The challenge now is transition from a stance of tight monetary policy and a relatively loose fiscal policy to counter the effects of the Covid pandemic and the Russia-Ukraine conflict to more dovish monetary policy and more conservative budgets.
In this scenario, investors have the potential to register superior returns in EM fixed income assets compared to some of the developed market credits, where tight liquidity is likely to continue to weigh on companies’ margins and debt sustainability may be challenged in some private equity owned businesses. I believe most emerging economies are in a position to deliver this transition, from a tactical allocation (‘high coupon affair’) to a structural allocation in investors’ portfolios (‘true love’). However, as always, execution is key.

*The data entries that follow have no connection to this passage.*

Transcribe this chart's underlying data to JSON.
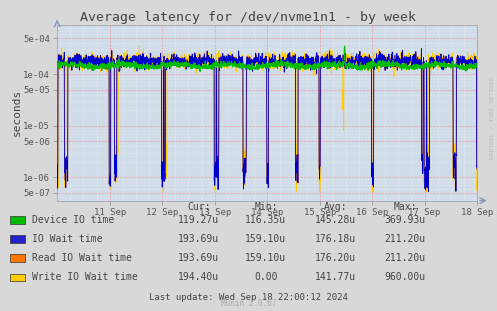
{
  "title": "Average latency for /dev/nvme1n1 - by week",
  "ylabel": "seconds",
  "background_color": "#d8d8d8",
  "plot_bg_color": "#d0dce8",
  "grid_color_major": "#ff8888",
  "grid_color_minor": "#ffffff",
  "xticklabels": [
    "11 Sep",
    "12 Sep",
    "13 Sep",
    "14 Sep",
    "15 Sep",
    "16 Sep",
    "17 Sep",
    "18 Sep"
  ],
  "ylim_min": 3.5e-07,
  "ylim_max": 0.0009,
  "yticks": [
    5e-07,
    1e-06,
    5e-06,
    1e-05,
    5e-05,
    0.0001,
    0.0005
  ],
  "ytick_labels": [
    "5e-07",
    "1e-06",
    "5e-06",
    "1e-05",
    "5e-05",
    "1e-04",
    "5e-04"
  ],
  "series_colors": [
    "#00bb00",
    "#0000cc",
    "#ff7700",
    "#ffcc00"
  ],
  "legend_labels": [
    "Device IO time",
    "IO Wait time",
    "Read IO Wait time",
    "Write IO Wait time"
  ],
  "legend_colors": [
    "#00bb00",
    "#2222cc",
    "#ff7700",
    "#ffcc00"
  ],
  "stats_headers": [
    "Cur:",
    "Min:",
    "Avg:",
    "Max:"
  ],
  "stats_rows": [
    [
      "Device IO time",
      "119.27u",
      "116.35u",
      "145.28u",
      "369.93u"
    ],
    [
      "IO Wait time",
      "193.69u",
      "159.10u",
      "176.18u",
      "211.20u"
    ],
    [
      "Read IO Wait time",
      "193.69u",
      "159.10u",
      "176.20u",
      "211.20u"
    ],
    [
      "Write IO Wait time",
      "194.40u",
      "0.00",
      "141.77u",
      "960.00u"
    ]
  ],
  "footer": "Last update: Wed Sep 18 22:00:12 2024",
  "watermark": "Munin 2.0.67",
  "rrdtool_label": "RRDTOOL / TOBI OETIKER",
  "text_color": "#444444",
  "tick_color": "#555555"
}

The current environment can also create alternative sources of funding for emerging markets through private debt markets and blended finance. Given the need for capital for government-sponsored infrastructure projects, particularly in poorer emerging market countries, we could see market participants developing innovative solutions to bridge the gap that public market closure has created. This dynamic is not too dissimilar to the formation of European private debt markets over a decade ago. Even so, historically investors have been more comfortable with liquid emerging markets exposure given the volatile nature of the asset class.
Extending the liquidity time horizon would require many investors to be convinced of the trustworthiness of their partner in this long-term relationship or to have that exposure de-risked with guarantees or other backing from multilateral development finance institutions or their developed market shareholders. This would also go some way to meeting the pledges made at recent international conferences for the rich north to transfer resources to the poorer south for so-called ‘loss and damage’ from climate change.
For this, emerging market countries have to continue working on improving their institutions, in particular the judicial side including bankruptcy procedures, to become more aligned with some of the European economies, where progress has been made in recent years to improve creditors’ stance in debt restructurings. Over the coming months, ongoing sovereign restructuring discussions with countries such as Zambia and Ghana could provide investors with more clarity on how they can expect a new partnership to develop with these distressed borrowers. Should the stars align with successful outcomes, this could potentially pave the way for a new, more open and constructive relationship framework.
We are currently at the crossroads where emerging markets have an opportunity to be added to the structural allocation of investors’ portfolios, thus migrating from a love affair seduced by a high coupon to advancing into a long-term partnership and true love.